He’s 6 feet, 2 inches tall, sips on matcha lattes, listens to Laufey and swears The Bell Jar changed his life. He posts BeReal photos with tote bags and poetry books, calls himself a feminist and has strong opinions about “protecting women.” But ask him to name a single female author beyond Jane Austin, and the conversation suddenly changes.
Welcome to performative male culture, a new kind of masculinity that looks soft, sensitive and socially conscious on the surface, but often stops there. It’s the performance of wokeness, empathy and feminism, done less out of belief and more for attention, approval or aesthetics.

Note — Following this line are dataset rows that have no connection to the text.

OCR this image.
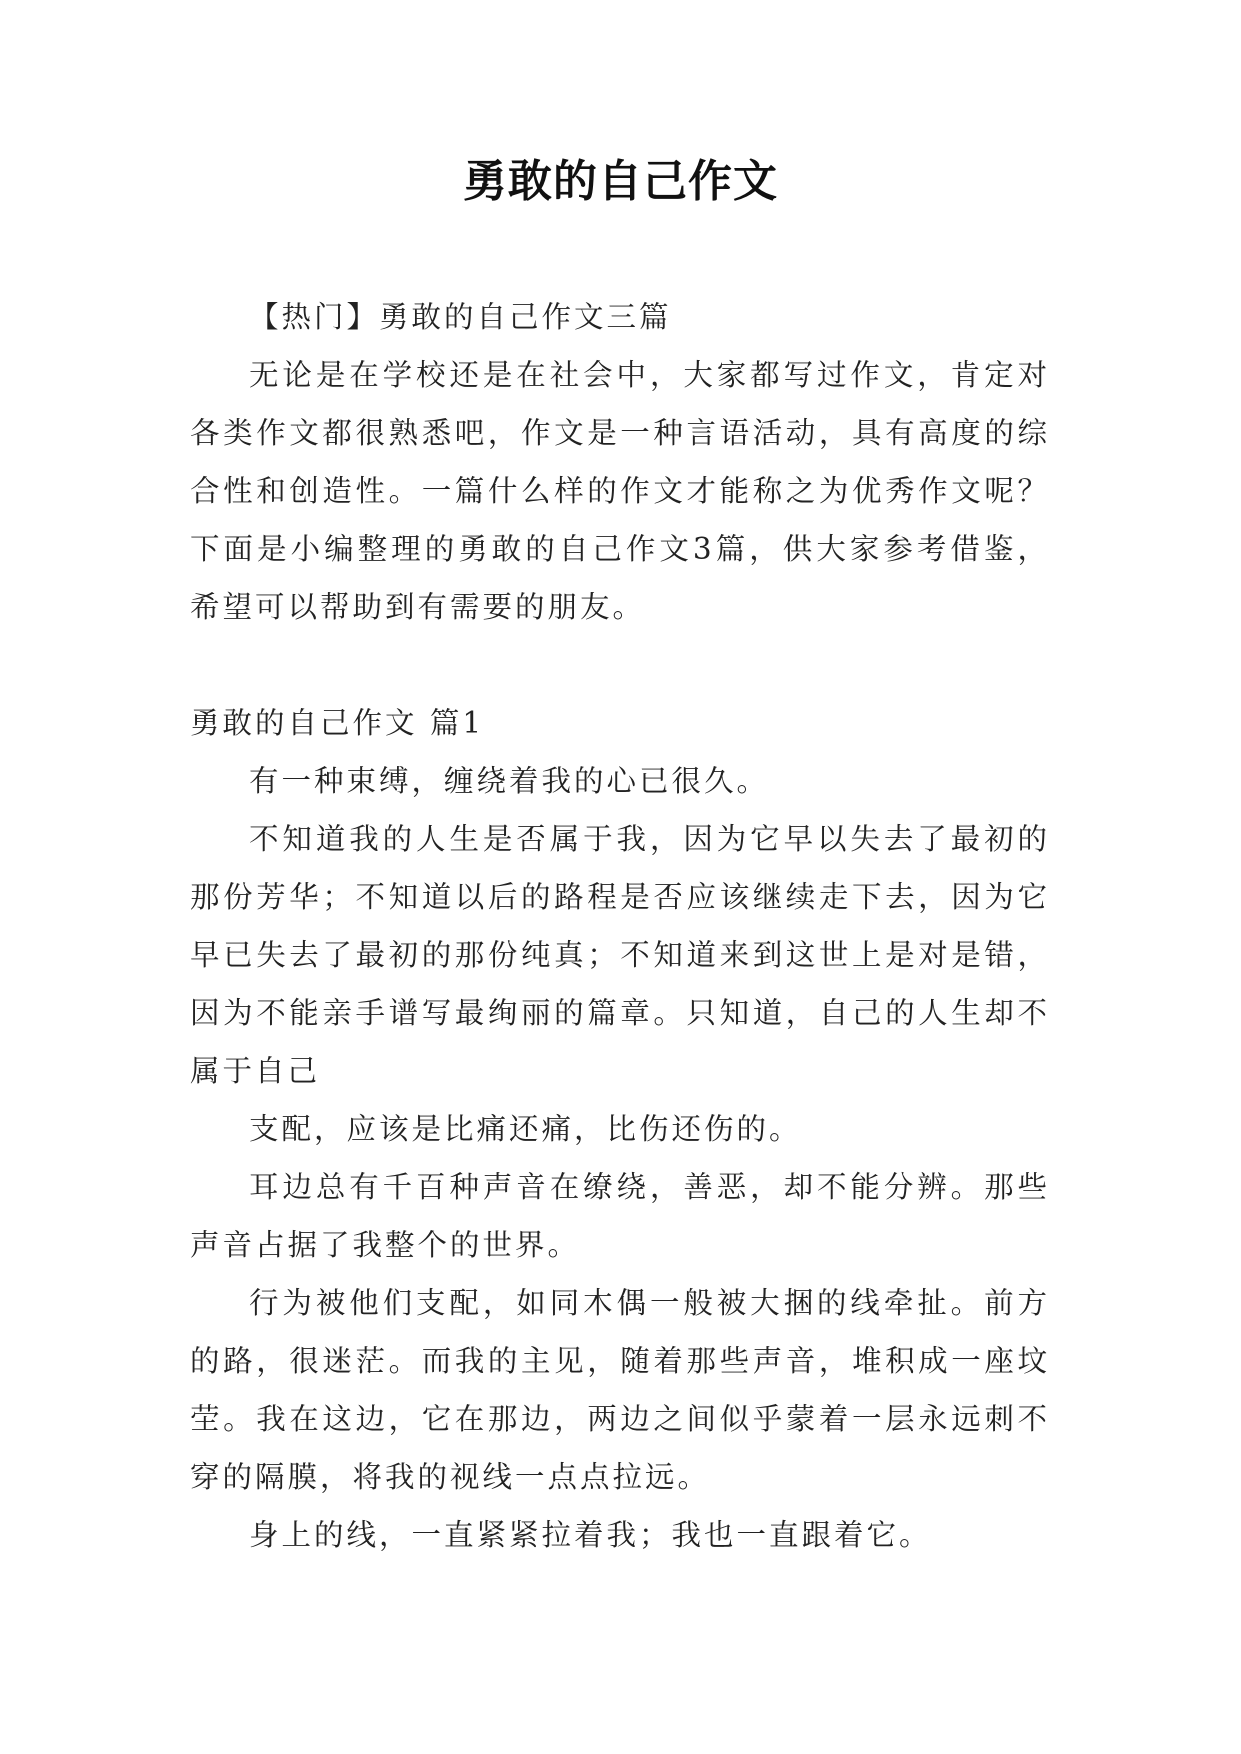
勇敢的自己作文

【热门】勇敢的自己作文三篇

无论是在学校还是在社会中，大家都写过作文，肯定对各类作文都很熟悉吧，作文是一种言语活动，具有高度的综合性和创造性。一篇什么样的作文才能称之为优秀作文呢？下面是小编整理的勇敢的自己作文3篇，供大家参考借鉴，希望可以帮助到有需要的朋友。

勇敢的自己作文 篇1

有一种束缚，缠绕着我的心已很久。

不知道我的人生是否属于我，因为它早以失去了最初的那份芳华；不知道以后的路程是否应该继续走下去，因为它早已失去了最初的那份纯真；不知道来到这世上是对是错，因为不能亲手谱写最绚丽的篇章。只知道，自己的人生却不属于自己

支配，应该是比痛还痛，比伤还伤的。

耳边总有千百种声音在缭绕，善恶，却不能分辨。那些声音占据了我整个的世界。

行为被他们支配，如同木偶一般被大捆的线牵扯。前方的路，很迷茫。而我的主见，随着那些声音，堆积成一座坟茔。我在这边，它在那边，两边之间似乎蒙着一层永远刺不穿的隔膜，将我的视线一点点拉远。

身上的线，一直紧紧拉着我；我也一直跟着它。
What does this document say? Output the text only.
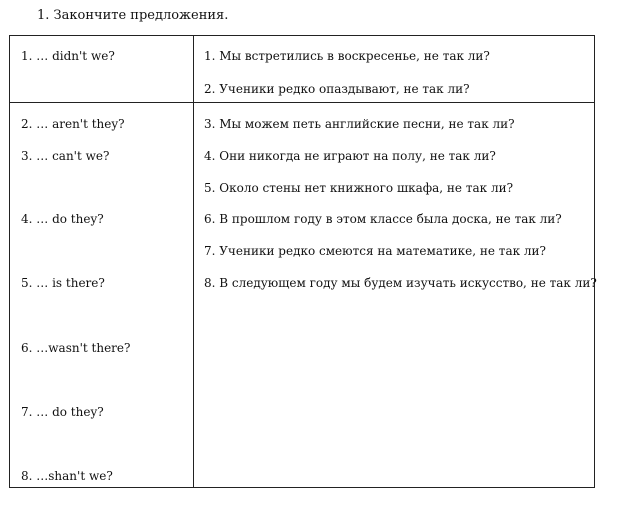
1. Закончите предложения.
1. … didn't we?
2. … aren't they?
3. … can't we?
4. … do they?
5. … is there?
6. …wasn't there?
7. … do they?
8. …shan't we?
1. Мы встретились в воскресенье, не так ли?
2. Ученики редко опаздывают, не так ли?
3. Мы можем петь английские песни, не так ли?
4. Они никогда не играют на полу, не так ли?
5. Около стены нет книжного шкафа, не так ли?
6. В прошлом году в этом классе была доска, не так ли?
7. Ученики редко смеются на математике, не так ли?
8. В следующем году мы будем изучать искусство, не так ли?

Performative male culture describes the phenomenon where some men adopt progressive ideals or emotional openness to appear thoughtful and feminist, while still benefiting from or perpetuating the same gendered dynamics they claim to reject. It’s not about genuine allyship; it’s about optics.
The term borrows from “performative activism,” where people publicly support social causes for social credit rather than conviction. In this case, masculinity is rebranded through trendy sensitivity, softboy aesthetics, curated playlists and feminist catchphrases, without the accountability or self-reflection that real change requires.

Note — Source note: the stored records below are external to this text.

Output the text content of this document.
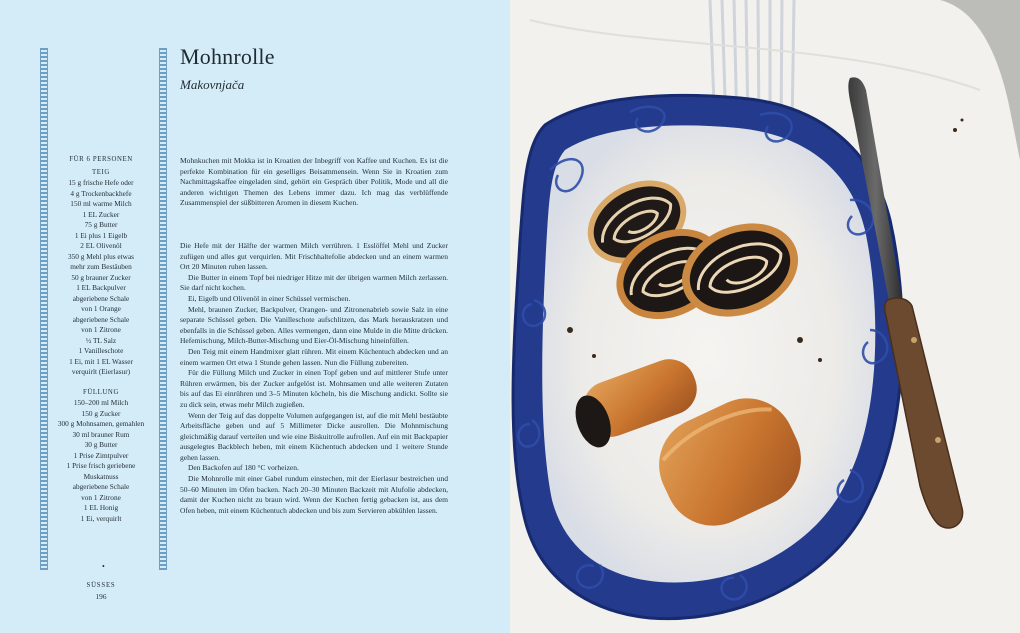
Mohnrolle
Makovnjača
FÜR 6 PERSONEN
TEIG
15 g frische Hefe oder
4 g Trockenbackhefe
150 ml warme Milch
1 EL Zucker
75 g Butter
1 Ei plus 1 Eigelb
2 EL Olivenöl
350 g Mehl plus etwas
mehr zum Bestäuben
50 g brauner Zucker
1 EL Backpulver
abgeriebene Schale
von 1 Orange
abgeriebene Schale
von 1 Zitrone
½ TL Salz
1 Vanilleschote
1 Ei, mit 1 EL Wasser
verquirlt (Eierlasur)
FÜLLUNG
150–200 ml Milch
150 g Zucker
300 g Mohnsamen, gemahlen
30 ml brauner Rum
30 g Butter
1 Prise Zimtpulver
1 Prise frisch geriebene
Muskatnuss
abgeriebene Schale
von 1 Zitrone
1 EL Honig
1 Ei, verquirlt

Mohnkuchen mit Mokka ist in Kroatien der Inbegriff von Kaffee und Kuchen. Es ist die perfekte Kombination für ein geselliges Beisammensein. Wenn Sie in Kroatien zum Nachmittagskaffee eingeladen sind, gehört ein Gespräch über Politik, Mode und all die anderen wichtigen Themen des Lebens immer dazu. Ich mag das verblüffende Zusammenspiel der süßbitteren Aromen in diesem Kuchen.

Die Hefe mit der Hälfte der warmen Milch verrühren. 1 Esslöffel Mehl und Zucker zufügen und alles gut verquirlen. Mit Frischhaltefolie abdecken und an einem warmen Ort 20 Minuten ruhen lassen.

Die Butter in einem Topf bei niedriger Hitze mit der übrigen warmen Milch zerlassen. Sie darf nicht kochen.

Ei, Eigelb und Olivenöl in einer Schüssel vermischen.

Mehl, braunen Zucker, Backpulver, Orangen- und Zitronenabrieb sowie Salz in eine separate Schüssel geben. Die Vanilleschote aufschlitzen, das Mark herauskratzen und ebenfalls in die Schüssel geben. Alles vermengen, dann eine Mulde in die Mitte drücken. Hefemischung, Milch-Butter-Mischung und Eier-Öl-Mischung hineinfüllen.

Den Teig mit einem Handmixer glatt rühren. Mit einem Küchentuch abdecken und an einem warmen Ort etwa 1 Stunde gehen lassen. Nun die Füllung zubereiten.

Für die Füllung Milch und Zucker in einen Topf geben und auf mittlerer Stufe unter Rühren erwärmen, bis der Zucker aufgelöst ist. Mohnsamen und alle weiteren Zutaten bis auf das Ei einrühren und 3–5 Minuten köcheln, bis die Mischung andickt. Sollte sie zu dick sein, etwas mehr Milch zugießen.

Wenn der Teig auf das doppelte Volumen aufgegangen ist, auf die mit Mehl bestäubte Arbeitsfläche geben und auf 5 Millimeter Dicke ausrollen. Die Mohnmischung gleichmäßig darauf verteilen und wie eine Biskuitrolle aufrollen. Auf ein mit Backpapier ausgelegtes Backblech heben, mit einem Küchentuch abdecken und 1 weitere Stunde gehen lassen.

Den Backofen auf 180 °C vorheizen.

Die Mohnrolle mit einer Gabel rundum einstechen, mit der Eierlasur bestreichen und 50–60 Minuten im Ofen backen. Nach 20–30 Minuten Backzeit mit Alufolie abdecken, damit der Kuchen nicht zu braun wird. Wenn der Kuchen fertig gebacken ist, aus dem Ofen heben, mit einem Küchentuch abdecken und bis zum Servieren abkühlen lassen.

•
SÜSSES
196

The rise of the internet “soft boy” helped shape this culture. Unlike the hyper-masculine “alpha male,” the soft boy markets himself as emotionally intelligent, artsy and politically aware. He’ll tell you he respects women, then talk over them in class. He reads women’s literature but treats it like a personality trait. He’s emotionally vulnerable online but emotionally unavailable in person.

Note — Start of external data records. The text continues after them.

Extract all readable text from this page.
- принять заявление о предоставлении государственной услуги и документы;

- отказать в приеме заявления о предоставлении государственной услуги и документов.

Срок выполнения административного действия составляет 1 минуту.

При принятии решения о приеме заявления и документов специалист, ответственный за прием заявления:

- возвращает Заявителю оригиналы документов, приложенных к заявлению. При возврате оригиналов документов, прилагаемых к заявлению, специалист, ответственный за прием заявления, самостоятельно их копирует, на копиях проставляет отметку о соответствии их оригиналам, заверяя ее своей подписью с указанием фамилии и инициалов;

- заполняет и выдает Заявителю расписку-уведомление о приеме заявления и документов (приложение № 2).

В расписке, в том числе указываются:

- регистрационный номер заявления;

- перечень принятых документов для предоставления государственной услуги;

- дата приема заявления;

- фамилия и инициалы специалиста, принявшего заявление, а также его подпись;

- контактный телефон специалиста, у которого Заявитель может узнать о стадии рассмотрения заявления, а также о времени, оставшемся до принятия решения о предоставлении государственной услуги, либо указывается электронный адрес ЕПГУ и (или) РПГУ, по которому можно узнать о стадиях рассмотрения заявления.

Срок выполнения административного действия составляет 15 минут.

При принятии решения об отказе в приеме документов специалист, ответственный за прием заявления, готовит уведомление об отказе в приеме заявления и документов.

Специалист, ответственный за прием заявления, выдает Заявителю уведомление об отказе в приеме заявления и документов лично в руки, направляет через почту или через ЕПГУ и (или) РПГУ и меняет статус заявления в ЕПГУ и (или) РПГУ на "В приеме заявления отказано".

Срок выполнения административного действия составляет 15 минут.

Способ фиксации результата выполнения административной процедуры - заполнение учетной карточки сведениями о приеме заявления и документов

This performance thrives on irony. It’s cool to seem sensitive, but not to actually care too much. Vulnerability becomes an aesthetic, not a value. And in the digital age, identity itself can become content.
Social expectations have changed, especially among younger generations. Traditional masculinity no longer attracts universal admiration. Empathy and self-awareness are now seen as green flags. Many men genuinely embrace that shift, learning to express emotion and respect boundaries.
But for others, these traits are strategic. Claiming to be “feminist” or “different from other guys” can be a way to gain romantic or social validation. It’s moral signaling disguised as maturity. The danger lies in how convincing it can look because performance can easily pass as progress.
Performative male culture isn’t just shallow; it can be manipulative. When men treat feminism as a dating strategy rather than a belief system, it undermines real progress. It turns allyship into an ego boost and empathy into performance art. Women end up disillusioned, while genuine conversations about masculinity and gender equality get diluted by irony and insincerity.
Even worse, it reinforces a quiet double standard. Men still receive praise for doing the bare minimum, listening, expressing emotion or reading a woman author, while women who do the same are seen as ordinary.
Authenticity is the key difference between performance and growth. Real allyship means acting on values, not just displaying them. It means listening more than talking, respecting boundaries and doing the uncomfortable work of examining one’s own biases.
There’s nothing wrong with matcha, Clairo or Laufey, but there’s a big difference between liking those things and using them as proof of being “different.” Being genuine doesn’t require performance; it requires empathy.
True progress isn’t about branding masculinity as softer or trendier… it’s about making it real.